Daruma 4
En el umbral estaba una pequeña niña de unos diez años, vestida con una chaqueta rosa y un gorro con "pomponcito", como decíamos en la escuela. Ella sostenía de la mano a un hombre alto con gafas oscuras. En su abrigo negro y su sombrero de fieltro aún se derretían copos de nieve — afuera estaba nevando.
— Buenos días — saludó cortésmente la niña.
— Buenos días — respondí en un eco, sin entender nada.
— ¿Podemos entrar? ¿Usted es Estrellita?
— S-sí — confirmé, mirándola con sorpresa.
— Sí, papá, es ella, alta, morena, con el pelo largo recogido en una coleta. Nada mal, no es fea. Ojos azules. Con jeans azules y un suéter verde.
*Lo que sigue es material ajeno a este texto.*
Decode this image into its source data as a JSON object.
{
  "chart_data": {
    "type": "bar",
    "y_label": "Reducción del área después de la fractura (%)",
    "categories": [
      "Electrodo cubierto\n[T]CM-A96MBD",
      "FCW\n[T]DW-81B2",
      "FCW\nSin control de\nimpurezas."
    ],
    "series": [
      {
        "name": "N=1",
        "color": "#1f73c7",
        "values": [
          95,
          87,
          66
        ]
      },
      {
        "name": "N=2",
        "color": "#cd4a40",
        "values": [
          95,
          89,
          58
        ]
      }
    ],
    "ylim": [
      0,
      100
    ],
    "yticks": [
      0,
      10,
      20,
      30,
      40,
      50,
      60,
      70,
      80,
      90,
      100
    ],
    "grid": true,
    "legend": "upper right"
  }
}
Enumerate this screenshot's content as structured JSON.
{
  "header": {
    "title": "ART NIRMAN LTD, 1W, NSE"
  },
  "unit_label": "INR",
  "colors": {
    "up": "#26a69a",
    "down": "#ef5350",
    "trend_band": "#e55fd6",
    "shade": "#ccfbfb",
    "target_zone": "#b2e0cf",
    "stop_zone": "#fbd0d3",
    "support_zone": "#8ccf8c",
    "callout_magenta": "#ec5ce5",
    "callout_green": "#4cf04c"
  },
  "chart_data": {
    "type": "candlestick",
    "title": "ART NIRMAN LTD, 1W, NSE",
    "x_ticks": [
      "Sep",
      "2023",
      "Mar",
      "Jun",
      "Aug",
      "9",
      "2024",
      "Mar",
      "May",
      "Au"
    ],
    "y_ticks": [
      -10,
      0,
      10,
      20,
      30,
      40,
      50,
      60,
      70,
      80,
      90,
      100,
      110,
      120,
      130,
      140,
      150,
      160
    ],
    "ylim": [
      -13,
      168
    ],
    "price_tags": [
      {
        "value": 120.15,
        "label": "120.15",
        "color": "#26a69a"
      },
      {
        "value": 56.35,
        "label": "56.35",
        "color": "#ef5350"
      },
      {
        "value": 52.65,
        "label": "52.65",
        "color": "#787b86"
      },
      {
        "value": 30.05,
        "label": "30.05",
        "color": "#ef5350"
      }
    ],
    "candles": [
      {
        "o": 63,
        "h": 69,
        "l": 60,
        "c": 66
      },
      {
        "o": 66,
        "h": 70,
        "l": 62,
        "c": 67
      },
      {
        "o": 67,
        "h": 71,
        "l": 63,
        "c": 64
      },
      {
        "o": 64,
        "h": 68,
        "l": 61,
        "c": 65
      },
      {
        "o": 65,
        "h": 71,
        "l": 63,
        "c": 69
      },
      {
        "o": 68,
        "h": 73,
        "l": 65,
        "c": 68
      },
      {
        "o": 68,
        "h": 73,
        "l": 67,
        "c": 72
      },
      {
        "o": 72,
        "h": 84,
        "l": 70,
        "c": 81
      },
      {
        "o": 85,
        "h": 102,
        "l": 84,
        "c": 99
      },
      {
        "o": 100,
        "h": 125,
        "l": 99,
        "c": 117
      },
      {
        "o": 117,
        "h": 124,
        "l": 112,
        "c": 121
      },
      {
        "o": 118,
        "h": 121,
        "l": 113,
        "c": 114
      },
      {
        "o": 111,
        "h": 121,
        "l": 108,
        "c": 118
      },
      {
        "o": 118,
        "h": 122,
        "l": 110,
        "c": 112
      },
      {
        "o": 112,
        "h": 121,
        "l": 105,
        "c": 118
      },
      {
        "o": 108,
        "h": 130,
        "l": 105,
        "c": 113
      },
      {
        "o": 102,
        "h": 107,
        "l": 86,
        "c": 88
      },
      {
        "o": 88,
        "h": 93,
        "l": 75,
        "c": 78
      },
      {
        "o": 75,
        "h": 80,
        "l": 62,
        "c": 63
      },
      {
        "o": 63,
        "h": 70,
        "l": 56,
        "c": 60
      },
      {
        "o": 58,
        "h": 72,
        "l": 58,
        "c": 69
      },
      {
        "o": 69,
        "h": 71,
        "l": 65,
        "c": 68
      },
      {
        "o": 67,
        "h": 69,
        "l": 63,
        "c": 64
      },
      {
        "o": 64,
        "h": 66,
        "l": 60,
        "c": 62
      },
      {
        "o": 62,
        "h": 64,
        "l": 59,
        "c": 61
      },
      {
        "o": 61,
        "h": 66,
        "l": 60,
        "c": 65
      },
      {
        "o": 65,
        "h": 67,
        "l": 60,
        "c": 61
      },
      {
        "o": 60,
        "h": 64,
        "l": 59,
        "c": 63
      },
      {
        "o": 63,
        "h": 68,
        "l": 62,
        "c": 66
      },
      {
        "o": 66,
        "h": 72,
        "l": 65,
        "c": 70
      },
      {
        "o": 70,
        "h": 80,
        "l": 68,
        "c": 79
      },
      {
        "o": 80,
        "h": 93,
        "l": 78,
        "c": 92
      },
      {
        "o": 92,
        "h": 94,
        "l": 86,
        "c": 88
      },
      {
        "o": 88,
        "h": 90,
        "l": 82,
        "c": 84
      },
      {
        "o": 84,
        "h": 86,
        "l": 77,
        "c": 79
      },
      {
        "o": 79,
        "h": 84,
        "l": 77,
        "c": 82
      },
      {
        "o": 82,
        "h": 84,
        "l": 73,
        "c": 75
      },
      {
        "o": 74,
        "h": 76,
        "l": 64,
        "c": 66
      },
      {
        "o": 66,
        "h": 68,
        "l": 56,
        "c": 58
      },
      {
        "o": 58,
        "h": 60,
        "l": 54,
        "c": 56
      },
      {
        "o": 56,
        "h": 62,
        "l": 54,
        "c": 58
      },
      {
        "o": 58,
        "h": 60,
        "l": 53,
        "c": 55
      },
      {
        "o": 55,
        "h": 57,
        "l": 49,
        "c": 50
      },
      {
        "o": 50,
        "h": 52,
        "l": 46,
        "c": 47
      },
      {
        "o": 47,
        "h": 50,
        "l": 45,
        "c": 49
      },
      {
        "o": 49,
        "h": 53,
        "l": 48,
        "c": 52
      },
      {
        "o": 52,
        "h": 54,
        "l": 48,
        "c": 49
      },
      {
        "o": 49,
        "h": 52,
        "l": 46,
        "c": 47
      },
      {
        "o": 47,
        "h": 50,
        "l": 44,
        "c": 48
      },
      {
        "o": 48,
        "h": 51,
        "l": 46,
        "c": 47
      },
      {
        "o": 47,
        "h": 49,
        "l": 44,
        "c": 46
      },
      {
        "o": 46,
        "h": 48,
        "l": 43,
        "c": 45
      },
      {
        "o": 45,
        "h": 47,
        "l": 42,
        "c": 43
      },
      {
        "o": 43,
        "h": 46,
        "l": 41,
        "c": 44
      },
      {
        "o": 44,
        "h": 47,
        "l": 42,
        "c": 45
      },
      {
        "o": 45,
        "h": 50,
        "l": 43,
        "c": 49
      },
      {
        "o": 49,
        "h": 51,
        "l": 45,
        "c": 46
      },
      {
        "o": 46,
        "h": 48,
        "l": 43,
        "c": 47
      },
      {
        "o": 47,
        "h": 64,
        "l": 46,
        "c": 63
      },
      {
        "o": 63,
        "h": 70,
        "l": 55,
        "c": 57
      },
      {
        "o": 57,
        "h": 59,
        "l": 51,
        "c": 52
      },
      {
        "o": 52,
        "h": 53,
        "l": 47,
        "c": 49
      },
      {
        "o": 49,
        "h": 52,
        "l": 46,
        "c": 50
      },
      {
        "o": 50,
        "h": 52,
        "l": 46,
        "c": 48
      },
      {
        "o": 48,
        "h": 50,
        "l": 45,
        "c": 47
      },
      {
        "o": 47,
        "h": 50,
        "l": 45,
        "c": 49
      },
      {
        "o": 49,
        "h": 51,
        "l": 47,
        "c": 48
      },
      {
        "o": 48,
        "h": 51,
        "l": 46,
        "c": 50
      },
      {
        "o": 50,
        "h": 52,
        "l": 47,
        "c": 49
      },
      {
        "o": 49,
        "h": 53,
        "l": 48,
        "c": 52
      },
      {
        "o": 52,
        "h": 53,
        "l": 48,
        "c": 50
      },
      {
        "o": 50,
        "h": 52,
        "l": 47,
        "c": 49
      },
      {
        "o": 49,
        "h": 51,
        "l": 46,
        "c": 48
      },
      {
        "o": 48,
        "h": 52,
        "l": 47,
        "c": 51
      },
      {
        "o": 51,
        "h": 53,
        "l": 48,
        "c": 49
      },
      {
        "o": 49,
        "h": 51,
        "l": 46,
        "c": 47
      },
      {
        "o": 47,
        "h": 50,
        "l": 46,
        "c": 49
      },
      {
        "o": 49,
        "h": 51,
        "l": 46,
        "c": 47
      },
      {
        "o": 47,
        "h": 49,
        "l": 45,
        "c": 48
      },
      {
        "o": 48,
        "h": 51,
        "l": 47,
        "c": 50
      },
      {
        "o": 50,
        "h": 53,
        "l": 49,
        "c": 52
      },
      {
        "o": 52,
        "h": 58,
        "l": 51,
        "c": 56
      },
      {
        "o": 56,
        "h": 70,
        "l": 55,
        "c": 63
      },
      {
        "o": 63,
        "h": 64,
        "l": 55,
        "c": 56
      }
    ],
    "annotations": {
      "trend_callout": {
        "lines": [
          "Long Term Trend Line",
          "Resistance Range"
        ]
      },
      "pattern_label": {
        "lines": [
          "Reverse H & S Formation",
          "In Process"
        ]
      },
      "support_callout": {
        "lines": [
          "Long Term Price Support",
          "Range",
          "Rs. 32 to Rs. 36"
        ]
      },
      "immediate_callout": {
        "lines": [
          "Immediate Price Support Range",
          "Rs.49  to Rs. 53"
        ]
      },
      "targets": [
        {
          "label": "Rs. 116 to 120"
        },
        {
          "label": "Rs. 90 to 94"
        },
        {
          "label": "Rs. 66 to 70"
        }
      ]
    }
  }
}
Y en los pies…
La niña bajó la mirada, observando mis zapatillas con forma de conejitos peludos con orejitas. Yo también empecé a mirarlas con un interés casi codicioso. “Una orejita está rota, hay que coserla” — pensé automáticamente.
— Y en los pies, conejitos saltarines — terminó la niña con un tono de envidia en la voz. — ¡Qué bonitos! Con orejitas y naricitas rosas.
— Buenos días, Estrellita — dijo el hombre con voz agradable. — Soy Maxim, hablamos por teléfono.
— Sí — no sabía qué hacer. — Pasen — mi lengua decidió por mí.
La niña guió a Maxim de la mano por el pasillo y comenzó a quitarle apresuradamente las botas cubiertas de nieve.
— Quítate los zapatos, aquí está la alfombra — ordenó con firmeza, y Maxim torpemente comenzó a desatar los cordones, sin quitarse la ropa de abrigo.
Yo permanecía en silencio, como tonta, observando sus manipulaciones con el calzado. De repente, el sombrero de Maxim, que se había inclinado hacia los zapatos, se cayó justo a mis pies. Eso me devolvió la conciencia de golpe. Tomé el sombrero y me apresuré:
— Oh, déjenme ayudar.
Tomé la chaqueta y el gorro de la niña y los colgué en el perchero del pasillo, colocando también el largo abrigo de Maxim allí. El sombrero lo seguía sosteniendo en las manos, frío y húmedo.
— A la sala, directo — indicó la niña, adelantándose y dejándome atrás.
Maxim caminó por el pasillo, y nos chocamos, porque yo estaba como estatua en medio del paso con el sombrero en las manos.
— Oh — dijo, presionándose contra mí y sujetándome por la cintura — casi te derribo. Disculpa.
— No, no, está bien — murmuré, sin intentar siquiera escapar de su abrazo involuntario.
Estábamos tan cerca que sentí su aroma: un perfume masculino caro y… mandarinas.
— Soy un poco torpe cuando el entorno es desconocido. Pero me acostumbraré, Mírka me contará todo — se justificó. — Aunque sospecho que tu apartamento es una copia del nuestro. Vivimos en el edificio de al lado, por eso llegué tan rápido. ¿No es un milagro?
No me soltaba, y sentía el calor de sus manos incluso a través del suéter.
— ¡Papá, mira quién está aquí! — gritó la niña entrando desde la habitación, y Maxim y yo nos apartamos torpemente.
En sus brazos sostenía a mi gato Aracnito, que era muy perezoso y flemático, dormía todo el día en una caja junto a la estufa, saliendo solo para comer y al arenero. En los brazos de la niña, el gato colgaba como un largo espagueti peludo, y sospecho que aún estaba medio dormido.
— Este gatito, es grande, peludo, blanco con manchas negras. Muy lindo. Mira, acarícialo — la niña le ofreció a Maxim al gato.
Maxim acarició su traviesa y adormilada cara. Sus dedos eran largos, bellos, “musicales”, como diría mi mamá.
— ¿Y cómo se llama? — preguntó la niña, acercando al gato a sí misma de nuevo.
— Aracnito.
— Hmm, ¿y por qué así?
— Porque cuando lo recogí de la calle, era pequeño, flaco y con cara de chiquitín. Patas y cola, más que un gato. Parecía un arácnido.
— ¡Vaya, pero ahora no es así, mira qué grande y gordo! — dudó Mírka — ¡Necesita un nuevo nombre! ¿Puedo inventarlo?
— Claro — me reí y me di cuenta de que me sentía muy cómoda con estas dos personas que habían caído sobre mi cabeza como la nieve.
Sí, nieve, invierno, Año Nuevo, ambiente navideño. Dios, había olvidado completamente por qué estaban aquí. Y me puse mi máscara de anfitriona estricta.